A perfectly healthy, gordita baby girl Mia Valentina!! 

God Bless Vanessa and Bill and Baby Mia!

Friday, November 7, 2014


We've recently have two young mothers admitted with active tuberculosis. One lives here in town, and active TB was detected two days after she gave birth to her 5th child. Another woman from upriver came in to clinic with her 4 month old (her 4th child) and was diagnosed with active tuberculosis. All 9 children are PPD positive and need chest X-rays, as do the husbands and other family members. We need to know if these kids have active tuberculosis (which in children is sometimes asymptomatic), and the only way to know is based on chest X-rays. If we give them prophylaxis against tuberculosis and they have active tuberculosis, the bacteria will become resistant and transform the infection into a very hard to treat dilemma.

Do you know the diagnosis?

We do not have an X-ray machine here at Centro de Salud Santa Clotilde (CSSC). This is #1 on our needs list at the current time. We serve over 30,000 people along 250 miles of river. Our top three most common diagnosis here at CSSC are 1) infectious disease/parasites/abdominal pain, 2) respiratory infections like pneumonia, and 3) musculoskeletal complaints like fractures and trauma... most of which "require" an x-ray. It costs $100 per patient to go to Iquitos (on the fast public boat) for an Xray, most of which we end up covering because most of our population are subsistence farmers and don't have that amount of money.

Some families choose the "wait and see" approach to fractures in their children due to fear of the cost, and children end up with permanent disabilities. Without X-ray, we treat complex pneumonias including tuberculosis and attempt to put bone fractures back into place. We had a premature baby born with respiratory distress and after 10 days of no improvement she went to Iquitos and with a simple X-ray was diagnosed with a diaphragmatic hernia (intestines herniated into her lungs). Stranger things happen... we recently had a woman who swallowed a fish bone, but on evaluation we saw nothing in her throat. She admitted that it was no longer in her throat. On her second day here in the hospital, she was alert and talking, and we felt the fish bone starting to poke through the skin of her neck, and hours later she died. Maybe the X-ray would have detected the fish bone earlier and saved here life.

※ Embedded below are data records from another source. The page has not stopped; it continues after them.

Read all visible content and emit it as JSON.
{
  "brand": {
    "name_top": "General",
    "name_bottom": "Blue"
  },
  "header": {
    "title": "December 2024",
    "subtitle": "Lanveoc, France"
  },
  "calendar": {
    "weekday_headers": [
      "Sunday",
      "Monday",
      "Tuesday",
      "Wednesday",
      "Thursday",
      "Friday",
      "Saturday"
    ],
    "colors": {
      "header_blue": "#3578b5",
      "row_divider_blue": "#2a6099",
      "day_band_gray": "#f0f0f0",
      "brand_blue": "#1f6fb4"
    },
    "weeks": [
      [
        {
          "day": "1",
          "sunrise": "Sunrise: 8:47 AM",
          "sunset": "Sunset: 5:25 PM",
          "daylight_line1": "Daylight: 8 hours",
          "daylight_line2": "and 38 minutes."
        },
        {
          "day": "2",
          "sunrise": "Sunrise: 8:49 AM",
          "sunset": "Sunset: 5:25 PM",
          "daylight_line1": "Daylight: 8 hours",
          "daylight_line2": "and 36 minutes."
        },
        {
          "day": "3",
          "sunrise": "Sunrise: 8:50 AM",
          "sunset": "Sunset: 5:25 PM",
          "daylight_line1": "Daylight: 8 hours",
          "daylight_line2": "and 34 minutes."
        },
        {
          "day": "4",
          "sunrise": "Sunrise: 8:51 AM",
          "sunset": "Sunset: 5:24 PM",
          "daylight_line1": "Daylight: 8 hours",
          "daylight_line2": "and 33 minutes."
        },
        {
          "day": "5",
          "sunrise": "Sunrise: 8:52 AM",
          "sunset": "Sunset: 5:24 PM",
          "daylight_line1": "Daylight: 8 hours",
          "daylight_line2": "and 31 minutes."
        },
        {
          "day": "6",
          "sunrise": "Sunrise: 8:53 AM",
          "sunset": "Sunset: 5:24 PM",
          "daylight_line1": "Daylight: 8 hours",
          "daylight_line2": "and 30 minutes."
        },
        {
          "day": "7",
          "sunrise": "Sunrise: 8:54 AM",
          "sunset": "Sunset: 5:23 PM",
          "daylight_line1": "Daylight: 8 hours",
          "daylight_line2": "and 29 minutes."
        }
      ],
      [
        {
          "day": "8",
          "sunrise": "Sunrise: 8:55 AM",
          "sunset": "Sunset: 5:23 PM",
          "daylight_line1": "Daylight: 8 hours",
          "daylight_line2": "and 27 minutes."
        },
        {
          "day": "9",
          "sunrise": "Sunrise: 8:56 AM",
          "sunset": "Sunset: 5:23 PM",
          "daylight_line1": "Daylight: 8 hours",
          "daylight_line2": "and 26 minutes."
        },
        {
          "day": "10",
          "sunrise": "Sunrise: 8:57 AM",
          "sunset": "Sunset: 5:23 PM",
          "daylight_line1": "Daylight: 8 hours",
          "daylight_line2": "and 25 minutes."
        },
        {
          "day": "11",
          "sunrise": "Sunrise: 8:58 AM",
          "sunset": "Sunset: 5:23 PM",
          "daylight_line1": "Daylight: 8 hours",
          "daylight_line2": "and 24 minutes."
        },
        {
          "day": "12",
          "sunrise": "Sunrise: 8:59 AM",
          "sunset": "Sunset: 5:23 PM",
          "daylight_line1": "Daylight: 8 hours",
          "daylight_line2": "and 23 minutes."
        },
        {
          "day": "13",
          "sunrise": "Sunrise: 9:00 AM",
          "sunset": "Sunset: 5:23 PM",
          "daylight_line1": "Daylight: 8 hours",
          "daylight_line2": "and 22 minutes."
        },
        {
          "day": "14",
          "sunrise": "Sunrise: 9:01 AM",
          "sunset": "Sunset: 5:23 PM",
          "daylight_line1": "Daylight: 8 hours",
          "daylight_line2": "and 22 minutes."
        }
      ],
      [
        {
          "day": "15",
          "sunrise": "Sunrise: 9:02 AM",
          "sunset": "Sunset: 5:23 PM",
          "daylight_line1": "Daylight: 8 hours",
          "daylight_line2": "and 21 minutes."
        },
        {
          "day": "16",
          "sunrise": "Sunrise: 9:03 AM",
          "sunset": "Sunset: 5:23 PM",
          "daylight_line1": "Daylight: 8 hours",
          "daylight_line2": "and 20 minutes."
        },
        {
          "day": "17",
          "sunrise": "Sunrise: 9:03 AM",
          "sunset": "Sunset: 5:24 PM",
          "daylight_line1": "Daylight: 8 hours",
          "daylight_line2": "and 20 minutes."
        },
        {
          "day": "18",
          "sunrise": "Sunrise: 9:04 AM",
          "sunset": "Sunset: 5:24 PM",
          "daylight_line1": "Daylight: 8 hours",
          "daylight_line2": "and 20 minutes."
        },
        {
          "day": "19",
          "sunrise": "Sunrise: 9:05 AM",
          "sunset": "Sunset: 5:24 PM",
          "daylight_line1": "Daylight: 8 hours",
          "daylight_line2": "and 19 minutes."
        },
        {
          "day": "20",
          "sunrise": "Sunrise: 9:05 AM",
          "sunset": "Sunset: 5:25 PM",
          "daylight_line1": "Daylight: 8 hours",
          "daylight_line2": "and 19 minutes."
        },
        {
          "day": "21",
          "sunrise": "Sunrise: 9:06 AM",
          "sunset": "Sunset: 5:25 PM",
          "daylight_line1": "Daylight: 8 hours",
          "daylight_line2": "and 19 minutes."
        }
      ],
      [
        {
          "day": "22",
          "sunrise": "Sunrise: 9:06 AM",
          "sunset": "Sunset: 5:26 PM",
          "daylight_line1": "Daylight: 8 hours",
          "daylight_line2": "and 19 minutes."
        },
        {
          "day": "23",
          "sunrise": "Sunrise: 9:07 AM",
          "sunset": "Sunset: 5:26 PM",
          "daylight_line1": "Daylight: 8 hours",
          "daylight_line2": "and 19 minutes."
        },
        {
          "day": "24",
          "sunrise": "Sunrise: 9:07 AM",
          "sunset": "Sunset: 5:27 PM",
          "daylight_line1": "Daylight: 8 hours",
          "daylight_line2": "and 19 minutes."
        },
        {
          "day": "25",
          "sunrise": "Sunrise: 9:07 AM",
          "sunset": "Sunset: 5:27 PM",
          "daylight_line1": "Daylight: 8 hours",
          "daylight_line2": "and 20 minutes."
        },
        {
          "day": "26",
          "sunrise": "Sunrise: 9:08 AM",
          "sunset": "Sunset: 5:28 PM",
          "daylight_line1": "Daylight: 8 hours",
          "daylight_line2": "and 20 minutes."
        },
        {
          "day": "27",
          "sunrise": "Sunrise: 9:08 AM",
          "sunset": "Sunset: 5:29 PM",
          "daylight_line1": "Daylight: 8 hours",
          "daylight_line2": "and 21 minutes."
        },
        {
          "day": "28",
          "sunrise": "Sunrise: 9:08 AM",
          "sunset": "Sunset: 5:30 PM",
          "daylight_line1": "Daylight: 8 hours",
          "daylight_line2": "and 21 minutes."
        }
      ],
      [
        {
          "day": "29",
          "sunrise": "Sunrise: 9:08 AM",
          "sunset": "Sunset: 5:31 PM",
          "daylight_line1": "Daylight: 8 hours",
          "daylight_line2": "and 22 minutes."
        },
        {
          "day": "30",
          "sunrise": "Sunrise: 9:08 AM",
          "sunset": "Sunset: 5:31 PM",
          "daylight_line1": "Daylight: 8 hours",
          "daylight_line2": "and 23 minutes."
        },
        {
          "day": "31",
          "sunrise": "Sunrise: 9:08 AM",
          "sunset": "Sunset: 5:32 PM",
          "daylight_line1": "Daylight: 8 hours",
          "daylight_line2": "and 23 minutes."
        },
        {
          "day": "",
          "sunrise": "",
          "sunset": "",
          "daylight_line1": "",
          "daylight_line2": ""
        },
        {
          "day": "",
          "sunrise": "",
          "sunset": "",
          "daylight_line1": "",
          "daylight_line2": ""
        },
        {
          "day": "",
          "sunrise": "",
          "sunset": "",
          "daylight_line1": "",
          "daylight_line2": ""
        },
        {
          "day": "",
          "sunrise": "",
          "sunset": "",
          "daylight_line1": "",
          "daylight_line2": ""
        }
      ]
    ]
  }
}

We have a long list of people who need X-rays, and we have rampant tuberculosis in the area, and we have a 35 bed hospital, and we have a fantastic radiologist at U of Michigan who reads all our X-rays (done in IQT)  for us, and we recently had a volunteer pulmonologist Dr. Wayne Farmer who gave two amazing talks on reading X-rays and tuberculosis, and we are living in the 21st Century. So why don't we have an X-ray machine? I ask myself this question almost daily. We are actually just $150,000 away from a portable digital X-ray machine, and have high hopes that the local government here will come thorough with funding next year, in collaboration with the local rotary club and maybe other generous donors. This will allow us to bring the X-ray machine to our 100 communities and formalize a tuberculosis program.

Cutaneous flour migrans

This is a bag of flour that we use to make pizza, pancakes, roux, tortillas, etc. 
"Cutaneous flour migrans"
 Most of the bugs come out with sifting, and we could use a little extra protein anyway!